After making Assamese study compulsory without making it mandatory for qualifying in the Class 10 boards, Seba has withdrawn its latest notification that had triggered a fresh controversy regarding the study of Assamese language in schools affiliated to Seba.
Earlier, appearing in the Assamese subject was not mandatory to pass the Class 10 board exam in Assam under the state board. There is no change in the policy, but Seba’s recent notification made it compulsory to read Assamese as a subject in Class 9 and 10 in the schools affiliated to it.
The board brought out the notification stating that one has to study Assamese till Class 10, but if the student wants, he or she can opt for the Assamese paper as the seventh subject.
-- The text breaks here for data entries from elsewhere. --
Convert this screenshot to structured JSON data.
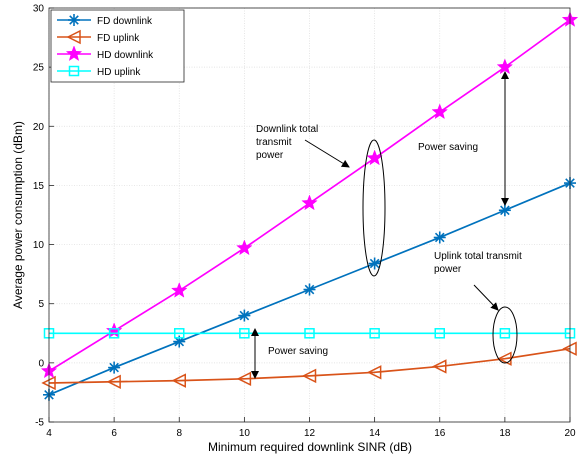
{
  "chart_data": {
    "type": "line",
    "xlabel": "Minimum required downlink SINR (dB)",
    "ylabel": "Average power consumption (dBm)",
    "xlim": [
      4,
      20
    ],
    "ylim": [
      -5,
      30
    ],
    "x_ticks": [
      "4",
      "6",
      "8",
      "10",
      "12",
      "14",
      "16",
      "18",
      "20"
    ],
    "y_ticks": [
      "-5",
      "0",
      "5",
      "10",
      "15",
      "20",
      "25",
      "30"
    ],
    "grid": true,
    "legend_position": "top-left",
    "x": [
      4,
      6,
      8,
      10,
      12,
      14,
      16,
      18,
      20
    ],
    "series": [
      {
        "name": "FD downlink",
        "color": "#0072BD",
        "marker": "asterisk",
        "values": [
          -2.7,
          -0.4,
          1.8,
          4.0,
          6.2,
          8.4,
          10.6,
          12.9,
          15.2
        ]
      },
      {
        "name": "FD uplink",
        "color": "#D95319",
        "marker": "triangle-left",
        "values": [
          -1.7,
          -1.6,
          -1.5,
          -1.35,
          -1.1,
          -0.8,
          -0.3,
          0.35,
          1.2
        ]
      },
      {
        "name": "HD downlink",
        "color": "#FF00FF",
        "marker": "star",
        "values": [
          -0.7,
          2.7,
          6.1,
          9.7,
          13.5,
          17.3,
          21.2,
          25.0,
          29.0
        ]
      },
      {
        "name": "HD uplink",
        "color": "#00FFFF",
        "marker": "square",
        "values": [
          2.5,
          2.5,
          2.5,
          2.5,
          2.5,
          2.5,
          2.5,
          2.5,
          2.5
        ]
      }
    ],
    "annotations": [
      {
        "id": "downlink-total",
        "lines": [
          "Downlink total",
          "transmit",
          "power"
        ]
      },
      {
        "id": "power-saving-top",
        "lines": [
          "Power saving"
        ]
      },
      {
        "id": "uplink-total",
        "lines": [
          "Uplink total transmit",
          "power"
        ]
      },
      {
        "id": "power-saving-bottom",
        "lines": [
          "Power saving"
        ]
      }
    ]
  }
}
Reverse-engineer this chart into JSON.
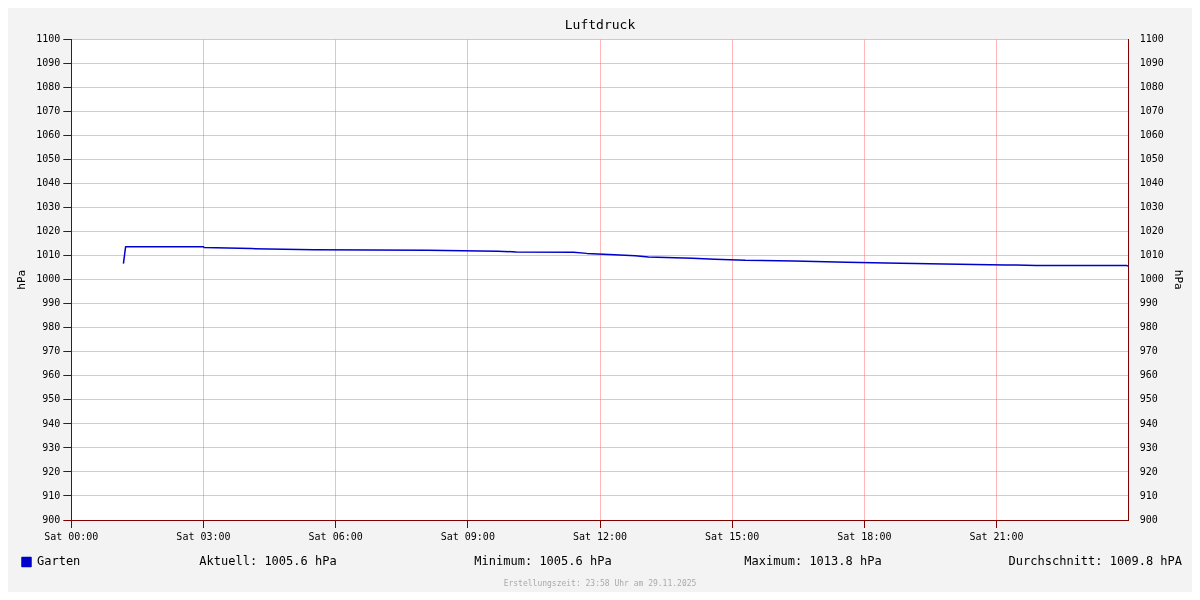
{
  "chart_data": {
    "type": "line",
    "title": "Luftdruck",
    "ylabel": "hPa",
    "y2label": "hPa",
    "xlim": [
      "2025-11-29T00:00",
      "2025-11-30T00:00"
    ],
    "xticks": [
      {
        "value": "2025-11-29T00:00",
        "label": "Sat 00:00"
      },
      {
        "value": "2025-11-29T03:00",
        "label": "Sat 03:00"
      },
      {
        "value": "2025-11-29T06:00",
        "label": "Sat 06:00"
      },
      {
        "value": "2025-11-29T09:00",
        "label": "Sat 09:00"
      },
      {
        "value": "2025-11-29T12:00",
        "label": "Sat 12:00"
      },
      {
        "value": "2025-11-29T15:00",
        "label": "Sat 15:00"
      },
      {
        "value": "2025-11-29T18:00",
        "label": "Sat 18:00"
      },
      {
        "value": "2025-11-29T21:00",
        "label": "Sat 21:00"
      }
    ],
    "ylim": [
      900,
      1100
    ],
    "yticks": [
      900,
      910,
      920,
      930,
      940,
      950,
      960,
      970,
      980,
      990,
      1000,
      1010,
      1020,
      1030,
      1040,
      1050,
      1060,
      1070,
      1080,
      1090,
      1100
    ],
    "y2lim": [
      900,
      1100
    ],
    "y2ticks": [
      900,
      910,
      920,
      930,
      940,
      950,
      960,
      970,
      980,
      990,
      1000,
      1010,
      1020,
      1030,
      1040,
      1050,
      1060,
      1070,
      1080,
      1090,
      1100
    ],
    "grid": true,
    "legend": "bottom left",
    "marker": "none",
    "line_style": "solid",
    "x": [
      "2025-11-29T01:11",
      "2025-11-29T01:14",
      "2025-11-29T03:00",
      "2025-11-29T03:01",
      "2025-11-29T04:05",
      "2025-11-29T05:30",
      "2025-11-29T08:05",
      "2025-11-29T09:41",
      "2025-11-29T10:06",
      "2025-11-29T11:24",
      "2025-11-29T11:42",
      "2025-11-29T12:12",
      "2025-11-29T12:48",
      "2025-11-29T13:06",
      "2025-11-29T14:06",
      "2025-11-29T14:36",
      "2025-11-29T15:18",
      "2025-11-29T16:24",
      "2025-11-29T17:36",
      "2025-11-29T18:30",
      "2025-11-29T19:48",
      "2025-11-29T21:12",
      "2025-11-29T21:54",
      "2025-11-29T23:57",
      "2025-11-30T00:00"
    ],
    "series": [
      {
        "name": "Garten",
        "color": "#0000cc",
        "values": [
          1006.7,
          1013.8,
          1013.8,
          1013.4,
          1013.0,
          1012.5,
          1012.3,
          1011.9,
          1011.6,
          1011.5,
          1011.0,
          1010.5,
          1010.0,
          1009.5,
          1009.0,
          1008.6,
          1008.1,
          1007.8,
          1007.3,
          1007.0,
          1006.6,
          1006.2,
          1006.0,
          1006.0,
          1005.6
        ]
      }
    ],
    "annotations": [
      "Aktuell: 1005.6 hPa",
      "Minimum: 1005.6 hPa",
      "Maximum: 1013.8 hPa",
      "Durchschnitt: 1009.8 hPA",
      "Erstellungszeit: 23:58 Uhr am 29.11.2025"
    ]
  }
}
The marks of the seventh subject, however, won’t be counted in the overall percentage of the examinees, as per the notification.
Leading organizations like the All Assam Students’ Union (Aasu) and Asam Sahitya Sabha (ASS) were up in arms against the notification, which they said has given scope to a student with Assamese mother-tongue to qualify for the Class 10 boards even without passing in the Assamese subject. “If the marks of the seventh subject Assamese is not counted in the overall performance of a student, he or she may not study it sincerely,” said Dipanka Kumar Nath, president of Aasu.
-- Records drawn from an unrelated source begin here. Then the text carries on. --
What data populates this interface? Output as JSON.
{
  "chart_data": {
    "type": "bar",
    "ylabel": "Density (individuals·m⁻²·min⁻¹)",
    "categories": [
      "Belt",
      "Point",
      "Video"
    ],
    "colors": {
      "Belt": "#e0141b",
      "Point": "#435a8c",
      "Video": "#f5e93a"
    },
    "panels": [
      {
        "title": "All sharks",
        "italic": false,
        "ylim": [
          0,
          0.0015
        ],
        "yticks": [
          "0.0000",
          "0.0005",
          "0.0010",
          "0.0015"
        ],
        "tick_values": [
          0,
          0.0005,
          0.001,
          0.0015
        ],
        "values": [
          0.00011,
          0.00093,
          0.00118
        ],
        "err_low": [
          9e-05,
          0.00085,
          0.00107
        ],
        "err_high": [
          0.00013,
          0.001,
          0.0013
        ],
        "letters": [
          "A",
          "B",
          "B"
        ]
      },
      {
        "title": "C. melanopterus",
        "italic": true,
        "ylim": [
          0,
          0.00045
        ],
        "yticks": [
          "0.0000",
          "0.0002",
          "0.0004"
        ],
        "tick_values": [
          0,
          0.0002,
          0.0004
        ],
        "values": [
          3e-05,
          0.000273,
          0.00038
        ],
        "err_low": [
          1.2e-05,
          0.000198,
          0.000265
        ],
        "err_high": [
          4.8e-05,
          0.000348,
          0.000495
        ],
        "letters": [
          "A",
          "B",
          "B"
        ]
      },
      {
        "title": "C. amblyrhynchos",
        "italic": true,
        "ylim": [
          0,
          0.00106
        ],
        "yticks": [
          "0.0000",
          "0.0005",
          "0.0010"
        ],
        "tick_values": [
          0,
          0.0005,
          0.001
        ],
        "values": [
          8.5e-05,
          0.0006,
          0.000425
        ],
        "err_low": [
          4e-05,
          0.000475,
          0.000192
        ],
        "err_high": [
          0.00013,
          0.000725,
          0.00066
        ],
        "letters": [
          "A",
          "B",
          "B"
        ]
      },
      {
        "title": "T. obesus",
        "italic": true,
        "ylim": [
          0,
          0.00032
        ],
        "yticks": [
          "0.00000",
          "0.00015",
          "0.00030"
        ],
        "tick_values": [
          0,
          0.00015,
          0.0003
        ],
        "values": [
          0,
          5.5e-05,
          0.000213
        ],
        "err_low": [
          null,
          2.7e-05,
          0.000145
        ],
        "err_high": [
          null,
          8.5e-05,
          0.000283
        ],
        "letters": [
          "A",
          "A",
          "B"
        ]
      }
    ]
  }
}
Seba’s notification said that if a student doesn’t take Assamese as a compulsory Modern Indian Language paper or as an elective subject, he or she can appear in Assamese as the seventh paper.
While the Class 10 board examinees under CBSE have to appear in five subjects with a total of 500 marks, Seba students are already appearing for six subjects (600 marks) to pass the Class 10 boards. Nath said that the notification should be permanently scrapped because no student will appear for 700 marks under Seba, when other boards have the system of 500 marks in Class 10 boards.
The ASS on Monday convened a crucial meeting with various stakeholders, including representatives from Seba, on the issue. Sabha president and noted litterateur Kuladhar Saikia said that Seba has assured them that controversial notification would be corrected.
The Aasu representatives in the meeting, however, said that the student body is adamant that the board must come up with a new policy under which no student with Assamese mother tongue can pass the Class 10 boards without qualifying in the Assamese paper.
“In many English medium schools, there was a tendency to prefer Hindi and other languages over Assamese. Aasu is happy with the temporary suspension of the Seba notification but it should be scrapped forever,” said Aasu vice-president Utpal Sarma, who was present in the meeting.